Again, not too difficult to do (could be as simple as using different keys) - but does require some level of customization.

Having said the above, I actually think we should strive to make both approaches possible. It just seems to me that the approach of storing state diffs is fairly straight-forward and can be supported with no or minimal modifications to the core protocol. I'm now trying to see if the approach of storing the latest state could be supported with minimal changes as well.

I do have some concerns about the amount of complexity the proposal would encode in the state guardian. However, with account abstraction the users will be free to chose the solution that best fits their needs and this will allow the market to experiment and find the solution that works best.

One other dimension relevant to this conversation is that of censorship. The state guardian has the power to censor transactions at their discretion by not signing on account state diffs. I think a simple solution for this would be to also allow for multiple state guardians. It would be at the discretion of the user to chose.

[hackaugusto]

Would it be practical to convince Ethereum, Celestia, Avail, Google, Microsoft to encode our business logic?
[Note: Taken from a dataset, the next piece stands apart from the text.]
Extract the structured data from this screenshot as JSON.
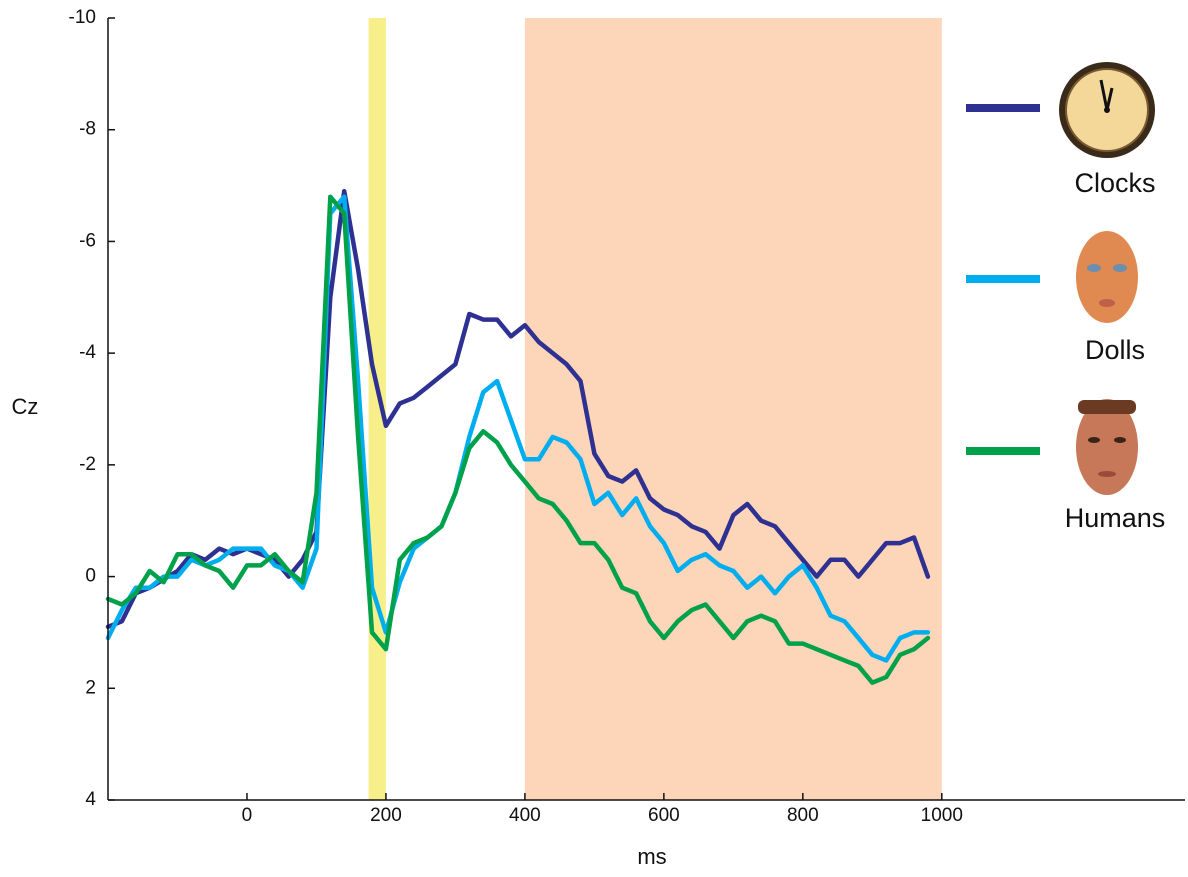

I think this is not a problem. There could be a service layer on front of these APIs, which would do the business logic and use these services as data storage layers. We just have to save <file> and <file>.sig along side it to verify that it was indeed the guardian that saved the file.

[frisitano]

I think this is not a problem. There could be a service layer on front of these APIs, which would do the business logic and use these services as data storage layers. We just have to save and .sig along side it to verify that it was indeed the guardian that saved the file.

I'm not sure I follow completely - are you suggesting something similar to what I mention here?

I'm not sure if the state guardian guardian would care if the data is authentic or not, as long as they are getting payed (in the form of fees) then they are happy. It would then be the responsibility of the user / a higher level entity to follow the canonical Miden chain to identify relevant transactions and associated account state diff hashes such that they can request the correct account state diffs from the state guardian to reconstruct the account state.

[hackaugusto]

I'm not sure I follow completely - are you suggesting something similar to what I mention here?

Maybe, it seems we are using state guardian differently. I'm trying to say that ethereum/google are not a state guardian, just a data layer of a state guardian. And we don't have to worry about convincing them to become a state guardian and implementing our protocol, because we can implement a service that uses their API for storage, and does the validation on top.